The United States District Court for the Southern District of Texas dismissed the case for lack of standing, finding that SureShot’s “perceived threats of monopolistic behavior are speculative” and “that none of the antitrust actions which SureShot alleges has actually occurred.” Stating that the antitrust laws were enacted for the protection of competition and not competitors, the District Court found that SureShot “failed to plead that Topgolf’s actions harmed competition overall, and not just SureShot’s competitive advantage.” The Fifth Circuit affirmed-in-part, stating that SureShot’s claims were not ripe for review because SureShot’s “complaint [is] ambiguous about the nature and immediacy of [its] injury” and “reads in hypotheticals and future threatened injury.”

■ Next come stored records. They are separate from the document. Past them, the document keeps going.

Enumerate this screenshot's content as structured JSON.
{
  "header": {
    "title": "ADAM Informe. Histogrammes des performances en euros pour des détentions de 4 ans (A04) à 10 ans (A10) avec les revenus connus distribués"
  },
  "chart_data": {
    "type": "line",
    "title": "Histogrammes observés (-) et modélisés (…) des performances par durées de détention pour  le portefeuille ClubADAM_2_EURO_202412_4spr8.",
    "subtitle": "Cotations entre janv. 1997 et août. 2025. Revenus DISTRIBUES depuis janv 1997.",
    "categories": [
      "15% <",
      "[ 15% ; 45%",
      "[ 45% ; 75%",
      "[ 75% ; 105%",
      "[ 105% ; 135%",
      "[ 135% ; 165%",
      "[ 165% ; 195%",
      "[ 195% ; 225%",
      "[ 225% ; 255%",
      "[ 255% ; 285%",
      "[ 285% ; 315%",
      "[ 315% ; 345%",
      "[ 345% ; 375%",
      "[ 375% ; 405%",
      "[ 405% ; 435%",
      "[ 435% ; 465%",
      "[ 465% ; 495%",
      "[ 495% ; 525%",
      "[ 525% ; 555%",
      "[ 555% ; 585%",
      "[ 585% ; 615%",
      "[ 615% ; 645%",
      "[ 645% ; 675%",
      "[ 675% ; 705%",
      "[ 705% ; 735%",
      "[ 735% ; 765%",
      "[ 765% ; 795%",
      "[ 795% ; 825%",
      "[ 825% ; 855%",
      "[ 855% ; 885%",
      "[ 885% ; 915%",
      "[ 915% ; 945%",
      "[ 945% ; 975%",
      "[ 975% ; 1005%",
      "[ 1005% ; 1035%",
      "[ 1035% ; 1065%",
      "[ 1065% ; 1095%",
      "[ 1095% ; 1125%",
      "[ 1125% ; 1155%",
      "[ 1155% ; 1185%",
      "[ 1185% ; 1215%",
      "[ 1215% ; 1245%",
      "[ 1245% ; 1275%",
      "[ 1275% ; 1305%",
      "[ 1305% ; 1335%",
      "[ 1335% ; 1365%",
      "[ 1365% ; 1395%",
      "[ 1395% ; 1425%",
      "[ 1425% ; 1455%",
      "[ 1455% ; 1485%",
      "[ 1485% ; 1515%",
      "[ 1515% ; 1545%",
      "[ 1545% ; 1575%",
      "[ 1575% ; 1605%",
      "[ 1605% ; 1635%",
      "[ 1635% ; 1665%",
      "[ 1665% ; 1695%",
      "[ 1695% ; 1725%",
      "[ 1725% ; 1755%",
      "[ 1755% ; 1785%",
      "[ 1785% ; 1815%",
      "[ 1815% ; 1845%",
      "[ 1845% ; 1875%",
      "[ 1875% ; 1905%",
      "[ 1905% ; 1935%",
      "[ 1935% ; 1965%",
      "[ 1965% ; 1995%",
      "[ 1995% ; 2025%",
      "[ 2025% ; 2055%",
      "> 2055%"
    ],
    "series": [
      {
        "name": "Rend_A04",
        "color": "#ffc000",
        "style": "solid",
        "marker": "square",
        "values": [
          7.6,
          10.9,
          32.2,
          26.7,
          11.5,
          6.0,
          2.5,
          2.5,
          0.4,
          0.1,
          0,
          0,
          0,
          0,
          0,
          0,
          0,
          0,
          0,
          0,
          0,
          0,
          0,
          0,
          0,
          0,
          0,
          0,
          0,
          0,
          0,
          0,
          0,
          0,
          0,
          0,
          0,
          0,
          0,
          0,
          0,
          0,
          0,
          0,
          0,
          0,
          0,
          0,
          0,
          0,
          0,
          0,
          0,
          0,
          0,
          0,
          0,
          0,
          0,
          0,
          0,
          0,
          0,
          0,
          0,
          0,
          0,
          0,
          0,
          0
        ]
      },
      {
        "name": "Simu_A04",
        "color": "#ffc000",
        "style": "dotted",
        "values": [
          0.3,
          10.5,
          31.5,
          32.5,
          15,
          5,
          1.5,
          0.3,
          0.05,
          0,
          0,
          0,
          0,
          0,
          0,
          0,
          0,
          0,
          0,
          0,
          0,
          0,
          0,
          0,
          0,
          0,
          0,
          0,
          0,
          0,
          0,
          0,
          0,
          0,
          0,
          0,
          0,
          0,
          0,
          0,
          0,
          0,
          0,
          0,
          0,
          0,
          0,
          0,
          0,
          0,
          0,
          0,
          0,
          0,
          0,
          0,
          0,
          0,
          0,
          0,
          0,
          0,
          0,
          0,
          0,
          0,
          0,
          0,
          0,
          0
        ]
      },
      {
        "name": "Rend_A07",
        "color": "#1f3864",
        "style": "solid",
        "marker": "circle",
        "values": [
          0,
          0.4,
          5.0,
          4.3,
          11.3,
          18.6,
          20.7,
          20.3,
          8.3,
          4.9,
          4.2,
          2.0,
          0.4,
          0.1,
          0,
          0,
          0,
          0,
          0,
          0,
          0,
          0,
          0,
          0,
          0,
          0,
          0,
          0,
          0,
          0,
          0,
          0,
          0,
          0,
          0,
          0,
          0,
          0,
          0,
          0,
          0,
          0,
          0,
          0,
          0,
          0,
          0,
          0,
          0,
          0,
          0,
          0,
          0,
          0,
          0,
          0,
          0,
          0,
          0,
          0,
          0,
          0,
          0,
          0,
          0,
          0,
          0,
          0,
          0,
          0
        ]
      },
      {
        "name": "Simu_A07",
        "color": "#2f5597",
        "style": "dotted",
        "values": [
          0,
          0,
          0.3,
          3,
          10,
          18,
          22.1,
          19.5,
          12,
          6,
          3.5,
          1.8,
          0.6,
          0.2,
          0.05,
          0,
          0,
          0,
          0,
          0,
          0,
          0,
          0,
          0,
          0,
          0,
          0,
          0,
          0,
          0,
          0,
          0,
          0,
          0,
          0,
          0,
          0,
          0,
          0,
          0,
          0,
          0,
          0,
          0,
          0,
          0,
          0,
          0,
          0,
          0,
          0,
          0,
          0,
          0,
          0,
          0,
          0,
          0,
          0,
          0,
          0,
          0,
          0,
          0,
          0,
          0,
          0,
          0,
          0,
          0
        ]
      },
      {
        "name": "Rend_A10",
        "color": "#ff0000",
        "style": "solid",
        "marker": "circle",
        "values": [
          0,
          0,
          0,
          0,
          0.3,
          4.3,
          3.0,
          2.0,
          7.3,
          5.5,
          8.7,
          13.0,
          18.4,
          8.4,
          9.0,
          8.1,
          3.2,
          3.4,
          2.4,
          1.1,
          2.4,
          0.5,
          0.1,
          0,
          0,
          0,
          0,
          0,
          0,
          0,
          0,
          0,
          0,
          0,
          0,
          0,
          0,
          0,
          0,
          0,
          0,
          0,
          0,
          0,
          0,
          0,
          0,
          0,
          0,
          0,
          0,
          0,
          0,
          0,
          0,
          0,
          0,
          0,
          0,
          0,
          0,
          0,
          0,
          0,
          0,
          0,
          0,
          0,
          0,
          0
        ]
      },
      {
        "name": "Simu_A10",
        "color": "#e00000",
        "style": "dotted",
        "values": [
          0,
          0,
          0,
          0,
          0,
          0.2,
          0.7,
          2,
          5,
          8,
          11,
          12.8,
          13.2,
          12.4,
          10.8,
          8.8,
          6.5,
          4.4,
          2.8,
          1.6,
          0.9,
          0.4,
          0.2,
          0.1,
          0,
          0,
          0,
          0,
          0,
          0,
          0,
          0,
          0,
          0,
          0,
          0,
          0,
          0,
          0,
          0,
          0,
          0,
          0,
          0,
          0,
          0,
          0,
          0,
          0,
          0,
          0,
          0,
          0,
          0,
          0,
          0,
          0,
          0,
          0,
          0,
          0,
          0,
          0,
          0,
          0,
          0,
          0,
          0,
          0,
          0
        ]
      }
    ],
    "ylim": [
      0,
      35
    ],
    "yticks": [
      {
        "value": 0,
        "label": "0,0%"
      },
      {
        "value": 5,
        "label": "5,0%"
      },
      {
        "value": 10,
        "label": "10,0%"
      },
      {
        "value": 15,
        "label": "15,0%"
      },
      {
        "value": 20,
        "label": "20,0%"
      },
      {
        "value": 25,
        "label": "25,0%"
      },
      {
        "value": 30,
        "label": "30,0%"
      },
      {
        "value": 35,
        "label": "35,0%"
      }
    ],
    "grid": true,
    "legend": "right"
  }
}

In appealing to the Supreme Court, SureShot argued that as a result of Topgolf’s acquisition of Protracer, “existing and new market competitors, and there are none now that SureShot has folded, must develop new technology which may be difficult or impossible considering the market realities.” The Supreme Court leaves the Fifth Circuit’s dismissal without prejudice as it lies. Thus, SureShot could refile its claims.
Although this case was dismissed at the pleading stage, it brings to the fore the interplay between United States patent law, which expressly allows a monopoly, and United States antitrust law, which forbids certain monopolistic acts. Some courts have previously found that the acquisition of one or two dominating patents does not constitute a violation of the antitrust laws. And courts have also held that when a patent is lawfully acquired, subsequent conduct permissible under the patent laws cannot trigger any liability under the antitrust laws. If the patent owner steps outside of the rights created by the patent, however, there could be consequences.
With the quick dismissal of SureShot’s case and the lack of a factual record, it is unclear how SureShot’s claims would proceed were it to again tee up its case. Should a rematch occur between these two golfing companies, be sure to tune into the final round.